Voting is fundamental to our democracy. The upcoming election is too important to be complacent about. It's up to you to take the time to shape our future. If we sit on the sidelines, we give others the power to make the future work for them, not all of us.
Register to Vote
Every resident of California who is at least 18 years of age may register and vote. It takes two minutes.
Check Your Registration
Have you moved, changed your name, or turned 18 recently? Check and update your voter registration status.
Find Your Dropbox
Ballot drop boxes provide voters with a safe, accessible, and contact free method to return their completed ballot.
My vote doesn't matter, politicians are all the same.
If your vote didn't change anything, there would have been no need for hundreds of years of voter intimidation, poll taxes, literacy tests, and other forms of voter suppression by local and state governments across the country.
Planned Parenthood Northern California needs reproductive freedom champions to be elected at every level of government to ensure we are able to provide health care and community education across Northern California. While national and state elections tend to get more media attention, local elections like city council and school board are more likely to have immediate impacts on your life. In fact, many local elections are decided by less than a dozen votes.

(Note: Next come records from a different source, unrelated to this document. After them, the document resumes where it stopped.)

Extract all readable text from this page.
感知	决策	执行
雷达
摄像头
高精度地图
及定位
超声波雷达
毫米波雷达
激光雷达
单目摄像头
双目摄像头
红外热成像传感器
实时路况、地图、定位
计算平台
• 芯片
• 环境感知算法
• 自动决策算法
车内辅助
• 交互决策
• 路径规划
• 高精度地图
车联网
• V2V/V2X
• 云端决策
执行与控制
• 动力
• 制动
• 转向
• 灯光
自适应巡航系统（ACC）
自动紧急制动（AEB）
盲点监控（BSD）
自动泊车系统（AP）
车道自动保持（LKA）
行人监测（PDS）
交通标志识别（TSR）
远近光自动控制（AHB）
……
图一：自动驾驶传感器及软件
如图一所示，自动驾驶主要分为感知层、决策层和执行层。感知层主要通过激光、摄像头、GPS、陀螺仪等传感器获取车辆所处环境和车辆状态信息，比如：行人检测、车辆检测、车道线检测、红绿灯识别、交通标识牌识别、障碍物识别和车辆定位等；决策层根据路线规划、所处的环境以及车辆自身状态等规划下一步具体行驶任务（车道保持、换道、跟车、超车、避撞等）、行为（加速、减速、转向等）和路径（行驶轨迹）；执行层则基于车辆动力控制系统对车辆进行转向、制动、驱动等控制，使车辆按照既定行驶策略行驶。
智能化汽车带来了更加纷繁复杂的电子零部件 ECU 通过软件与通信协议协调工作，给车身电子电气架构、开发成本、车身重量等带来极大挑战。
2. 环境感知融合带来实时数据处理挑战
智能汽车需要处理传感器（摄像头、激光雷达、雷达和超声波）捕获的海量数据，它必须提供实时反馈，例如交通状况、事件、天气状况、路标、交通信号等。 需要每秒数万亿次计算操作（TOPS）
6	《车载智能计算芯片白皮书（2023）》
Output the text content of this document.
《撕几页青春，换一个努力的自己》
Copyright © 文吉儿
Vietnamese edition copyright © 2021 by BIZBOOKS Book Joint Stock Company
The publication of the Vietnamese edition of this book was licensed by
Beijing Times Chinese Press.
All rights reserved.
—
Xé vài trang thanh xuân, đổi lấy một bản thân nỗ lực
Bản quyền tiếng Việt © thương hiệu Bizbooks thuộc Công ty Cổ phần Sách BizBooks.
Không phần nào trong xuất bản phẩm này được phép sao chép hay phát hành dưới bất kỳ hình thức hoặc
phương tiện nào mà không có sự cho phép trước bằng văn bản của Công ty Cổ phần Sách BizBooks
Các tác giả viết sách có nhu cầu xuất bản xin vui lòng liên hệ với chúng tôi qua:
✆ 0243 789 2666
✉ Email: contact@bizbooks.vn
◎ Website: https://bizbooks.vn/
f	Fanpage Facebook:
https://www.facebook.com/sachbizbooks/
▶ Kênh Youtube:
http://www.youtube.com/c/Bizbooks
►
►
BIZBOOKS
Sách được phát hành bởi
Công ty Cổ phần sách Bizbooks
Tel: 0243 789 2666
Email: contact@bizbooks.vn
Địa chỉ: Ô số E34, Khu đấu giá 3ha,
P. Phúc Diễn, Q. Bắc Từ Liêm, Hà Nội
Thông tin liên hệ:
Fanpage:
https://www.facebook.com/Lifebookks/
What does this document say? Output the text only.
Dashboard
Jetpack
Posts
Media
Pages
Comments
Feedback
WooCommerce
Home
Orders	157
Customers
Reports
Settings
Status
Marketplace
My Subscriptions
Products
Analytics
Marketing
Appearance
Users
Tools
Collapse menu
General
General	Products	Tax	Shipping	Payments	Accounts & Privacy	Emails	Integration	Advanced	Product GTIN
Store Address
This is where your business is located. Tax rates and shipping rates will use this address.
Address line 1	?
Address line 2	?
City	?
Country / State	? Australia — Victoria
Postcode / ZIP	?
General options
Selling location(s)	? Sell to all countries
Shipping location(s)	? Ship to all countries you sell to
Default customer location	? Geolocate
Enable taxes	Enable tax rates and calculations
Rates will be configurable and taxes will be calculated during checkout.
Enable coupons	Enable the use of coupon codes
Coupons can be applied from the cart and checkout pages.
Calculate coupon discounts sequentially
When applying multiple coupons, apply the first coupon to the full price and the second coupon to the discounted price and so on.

I don't feel informed enough to know which way to vote, so I shouldn't vote.
Even the most politically engaged people don't know everything about every race on the ballot! It's still important to try to educate yourself using nonpartisan resources like Ballotpedia and Voter's Edge. You can also find the webpages of candidates and ballot measures using your preferred online search engine.
If I leave something blank on my ballot, my ballot won't be counted.
If a voter doesn’t make a choice for a particular contest, no vote is recorded for that contest only. The rest of the ballot still counts. You can vote for as many or as few contests on your ballot as you choose. If there's a race or two where you still feel too uninformed or conflicted to vote, you don't have to!
Vote-by-mail ballots are thrown out if they arrive after Election Day.
County elections officials will process and count all valid vote-by-mail ballots that are postmarked on or before Election Day and arrive no later than three days after the election. This means the ballots must be received by your local post office before it closes for the day.